Si le record de la traversée du continent du Nord au Sud, établi en 1963 par Eric Jackson et Ken Chambers en Ford Cortina, a tenu jusque dans les années 2000 c'est que les grands espaces coloniaux ont laissé place à un continent fragmenté où l'absence d'infrastructures et les tracasseries bureaucratiques aux frontières nuisent plus que jamais à la fluidité des échanges, à telle enseigne que les Africains regardent la construction européenne avec envie et souhaitent pouvoir bénéficier de notre savoir-faire dans la construction d'un espace commun.

Hors Zone franc, l'action des multiples organisations régionales couvrant le continent (Communauté de l'Afrique de l'Est (CAE), Marché commun de l'Afrique de l'Est et de l'Afrique Australe (COMESA), Communauté du développement de l'Afrique australe (SADC)), est freinée par des chevauchements de compétences mal coordonnées. Ces initiatives ne disposent généralement que de peu de moyens juridiques et financiers, alors que la volonté d'intégration de leurs Etats-membres fait souvent défaut.

L'intégration fiscale et commerciale reste également à développer pour compenser les effets négatifs des barrières structurelles qui freinent l'investissement en Afrique (en particulier le coût élevé des facteurs, l'incertitude juridique et l'absence de protection des droits de propriété). En matière de cadre juridique des affaires, l'Organisation pour l'Harmonisation du Droit des affaires en Afrique (OHADA) regroupe pour le moment un nombre insuffisant de pays, avec seulement 17 pays membres, situés principalement en Zone Franc. Seule celle-ci et ses deux ensembles sous-régionaux que sont l'Union économique et monétaire ouest-africaine (UEMOA) et la Communauté économique et monétaire de l'Afrique centrale (CEMAC) offrent le cadre d'une certaine intégration économique régionale, incarnée par une monnaie unique - le franc CFA.

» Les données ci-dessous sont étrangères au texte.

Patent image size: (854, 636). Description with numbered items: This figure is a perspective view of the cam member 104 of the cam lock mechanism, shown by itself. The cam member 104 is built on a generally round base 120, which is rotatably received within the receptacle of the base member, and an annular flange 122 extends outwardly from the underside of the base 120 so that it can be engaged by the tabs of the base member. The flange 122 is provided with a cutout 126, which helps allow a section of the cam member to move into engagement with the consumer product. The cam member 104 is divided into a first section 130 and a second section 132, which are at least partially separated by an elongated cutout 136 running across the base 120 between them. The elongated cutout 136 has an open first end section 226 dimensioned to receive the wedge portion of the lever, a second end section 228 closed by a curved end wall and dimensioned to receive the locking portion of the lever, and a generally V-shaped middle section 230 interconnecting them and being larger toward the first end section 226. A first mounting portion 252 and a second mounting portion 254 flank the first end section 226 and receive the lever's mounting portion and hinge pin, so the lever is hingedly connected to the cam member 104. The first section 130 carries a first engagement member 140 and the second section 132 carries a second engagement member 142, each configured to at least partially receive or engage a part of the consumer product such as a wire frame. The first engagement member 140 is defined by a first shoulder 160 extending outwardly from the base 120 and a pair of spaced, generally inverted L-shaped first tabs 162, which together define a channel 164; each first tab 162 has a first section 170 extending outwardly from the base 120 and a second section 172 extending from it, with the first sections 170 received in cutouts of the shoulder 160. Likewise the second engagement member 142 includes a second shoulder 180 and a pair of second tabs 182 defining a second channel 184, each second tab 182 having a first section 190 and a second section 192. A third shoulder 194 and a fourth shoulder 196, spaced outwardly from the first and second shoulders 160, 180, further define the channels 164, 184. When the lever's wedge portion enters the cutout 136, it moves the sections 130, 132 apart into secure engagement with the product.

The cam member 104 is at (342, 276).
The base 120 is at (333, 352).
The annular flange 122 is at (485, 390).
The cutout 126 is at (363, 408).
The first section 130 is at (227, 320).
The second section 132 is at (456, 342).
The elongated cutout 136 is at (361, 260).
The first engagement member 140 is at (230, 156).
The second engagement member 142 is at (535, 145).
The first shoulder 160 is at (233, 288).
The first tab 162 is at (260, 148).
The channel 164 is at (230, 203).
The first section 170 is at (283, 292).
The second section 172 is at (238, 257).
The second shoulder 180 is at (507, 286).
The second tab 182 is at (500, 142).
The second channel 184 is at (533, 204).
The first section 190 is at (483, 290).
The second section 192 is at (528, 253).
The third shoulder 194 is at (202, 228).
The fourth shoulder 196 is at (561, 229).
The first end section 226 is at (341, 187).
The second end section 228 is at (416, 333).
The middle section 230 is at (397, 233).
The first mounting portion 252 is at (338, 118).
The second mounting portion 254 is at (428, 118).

Un rapport de la Banque mondiale publié en avril 2012 s'intitulait : « La défragmentation de l'Afrique. Approfondissement de l'intégration du commerce régional et des services ». II pointe les obstacles au développement du commerce intra-régional et, notamment l'importance des coûts de transaction, des entraves non tarifaires.

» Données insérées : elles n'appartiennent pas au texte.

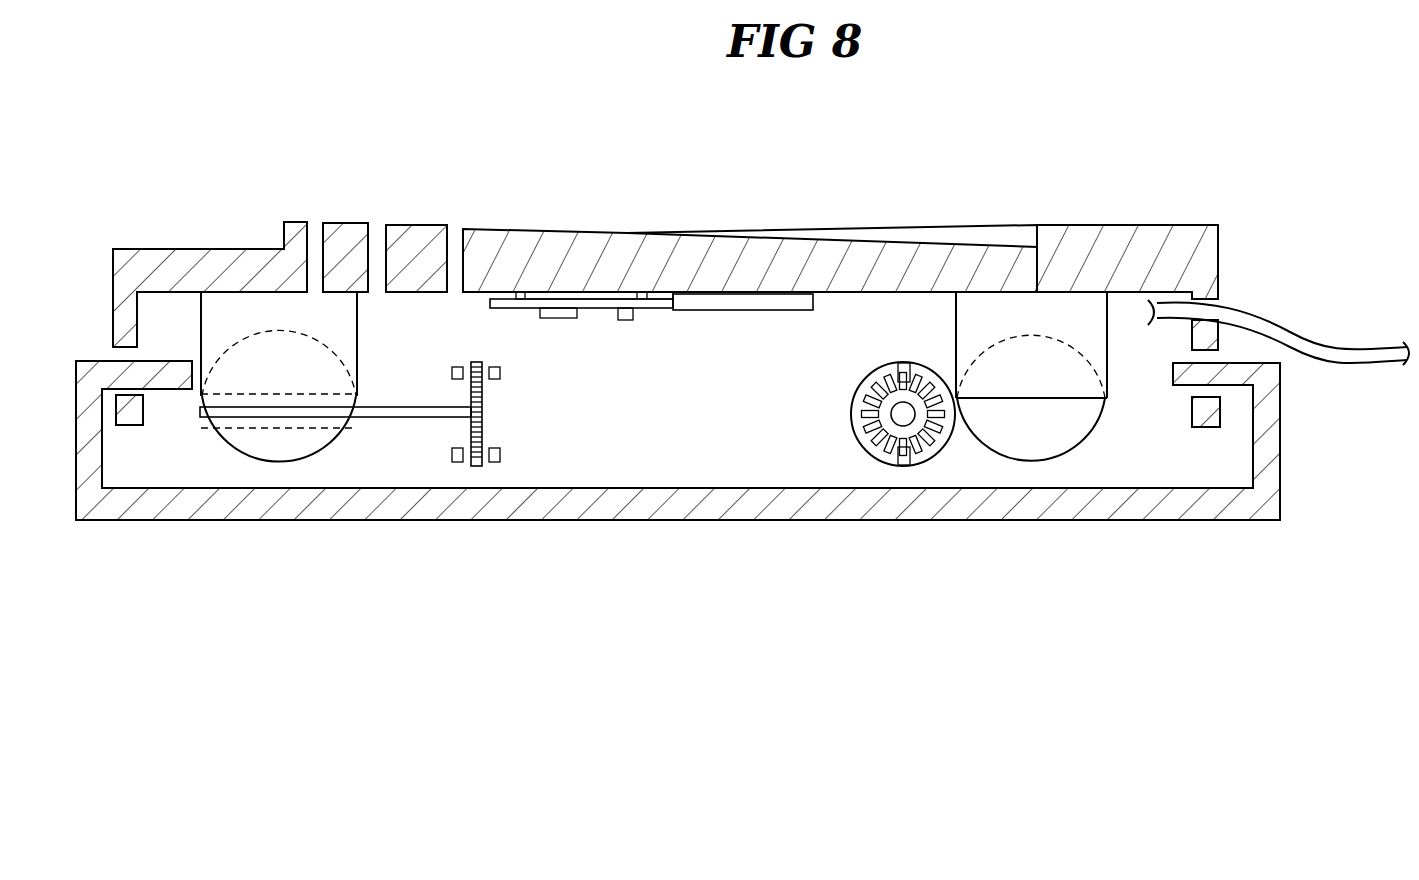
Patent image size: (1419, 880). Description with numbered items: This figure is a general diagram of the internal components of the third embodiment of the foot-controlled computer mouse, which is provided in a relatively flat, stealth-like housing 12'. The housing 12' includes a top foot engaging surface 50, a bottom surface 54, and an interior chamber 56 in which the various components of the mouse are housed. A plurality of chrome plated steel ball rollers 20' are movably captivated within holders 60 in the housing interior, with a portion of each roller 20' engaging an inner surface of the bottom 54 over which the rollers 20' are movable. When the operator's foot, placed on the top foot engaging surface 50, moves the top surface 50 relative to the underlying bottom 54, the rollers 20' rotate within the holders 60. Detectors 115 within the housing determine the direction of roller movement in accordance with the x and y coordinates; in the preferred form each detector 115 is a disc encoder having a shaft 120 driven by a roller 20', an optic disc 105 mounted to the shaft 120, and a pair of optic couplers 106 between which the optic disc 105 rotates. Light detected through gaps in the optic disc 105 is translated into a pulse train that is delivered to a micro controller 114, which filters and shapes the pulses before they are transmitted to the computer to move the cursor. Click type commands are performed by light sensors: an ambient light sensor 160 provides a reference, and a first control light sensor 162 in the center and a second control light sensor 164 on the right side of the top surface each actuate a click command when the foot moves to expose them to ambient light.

The housing 12' is at (1127, 222).
The rollers 20' is at (653, 476).
The top foot engaging surface 50 is at (627, 232).
The bottom surface 54 is at (705, 518).
The interior chamber 56 is at (672, 417).
The holders 60 is at (236, 316).
The optic disc 105 is at (482, 395).
The optic couplers 106 is at (455, 463).
The micro controller 114 is at (697, 310).
The movement detector means 115 is at (503, 428).
The shaft 120 is at (380, 418).
The ambient light sensor 160 is at (313, 223).
The first control light sensor 162 is at (380, 223).
The second control light sensor 164 is at (455, 225).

Pour les autorités de la Banque mondiale, il n'est pas étonnant que le commerce avec des pays en dehors du continent soit plus développé que le commerce intra-régional.

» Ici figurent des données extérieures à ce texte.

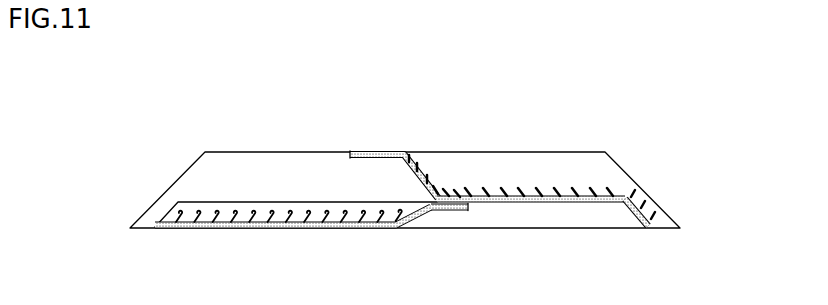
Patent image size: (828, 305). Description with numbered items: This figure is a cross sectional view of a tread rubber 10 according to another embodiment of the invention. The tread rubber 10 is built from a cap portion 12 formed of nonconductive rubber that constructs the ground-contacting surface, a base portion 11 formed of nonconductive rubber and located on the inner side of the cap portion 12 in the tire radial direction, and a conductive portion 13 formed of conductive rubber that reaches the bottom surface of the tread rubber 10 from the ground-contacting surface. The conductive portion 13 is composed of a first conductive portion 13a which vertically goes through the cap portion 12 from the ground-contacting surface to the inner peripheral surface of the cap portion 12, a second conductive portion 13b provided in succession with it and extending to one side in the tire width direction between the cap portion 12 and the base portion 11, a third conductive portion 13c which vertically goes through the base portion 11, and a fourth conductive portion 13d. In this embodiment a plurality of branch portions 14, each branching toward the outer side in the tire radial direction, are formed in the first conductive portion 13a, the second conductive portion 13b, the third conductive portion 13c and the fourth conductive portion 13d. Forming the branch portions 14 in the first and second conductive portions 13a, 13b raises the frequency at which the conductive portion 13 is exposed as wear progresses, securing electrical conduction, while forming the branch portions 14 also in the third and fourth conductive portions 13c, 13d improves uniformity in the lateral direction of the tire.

The tread rubber 10 is at (495, 152).
The base portion 11 is at (182, 203).
The cap portion 12 is at (207, 175).
The conductive portion 13 is at (626, 197).
The first conductive portion 13a is at (406, 179).
The second conductive portion 13b is at (568, 203).
The third conductive portion 13c is at (426, 212).
The fourth conductive portion 13d is at (281, 228).
The branch portions 14 is at (290, 222).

Et en effet, la part dans les importations du commerce intra-régional est de 5 % pour la COMESA, de 10 % pour la CEDEAO et de 8 % pour l'UMEAO, contre 20 % pour I'ANASE, 35 % pour I'ALENA et 60 % pour l'UE.

La part du commerce international des pays africains qui s'effectue avec un autre pays africain n'est que de 12 %.

Selon le dernier rapport Doing Business, certaines interfaces sont de véritables goulets d'étranglement (Kinshasa-Brazzaville). Un des indicateurs de ces obstacles à l'échange est ce qu'il est convenu de qualifier de « temps d'attente à la frontière », qui se calcule sur la base du nombre de documents douaniers multiplié par le nombre de signatures requises et le temps de franchissement des postes frontières. Il est de 35 jours à l'export en Afrique sub-saharienne et de 41 jours à l'importation, contre 10 jours en moyenne dans les pays développés, avec un coût double de celui enregistré en Asie de l'Est et dans les pays de l'OCDE.

Ces contraintes pèsent particulièrement sur les pays enclavés qui dépendent du bon fonctionnement des grands corridors internationaux, qui assurent environ 70 % de leur commerce international. 40 % des Africains vivent dans des pays enclavés. Ces pays figurent parmi les économies les moins performantes au monde, et il existe entre eux et leurs voisins côtiers un retard de développement considérable.

Un quart des retards observés le long des grands corridors serait dû aux carences des infrastructures, le reste tenant aux obstacles non tarifaires et à l'insuffisance des mesures de facilitation du commerce.

Comme nous l'a dit l'ambassadeur Tebogo SEOKOLO, directeur Europe, du ministère des affaires étrangères en Afrique du Sud, « les frontières sont plus bureaucratiques que physiques, le problème tient plus aux douanes qu'aux routes ».

Voilà pourquoi la promotion de l'intégration économique de l'Afrique, en vue de créer des marchés plus vastes et plus attrayants, de relier les pays enclavés, notamment les États fragiles, aux marchés internationaux et d'appuyer le commerce intra-africain, doit être une priorité des années à venir.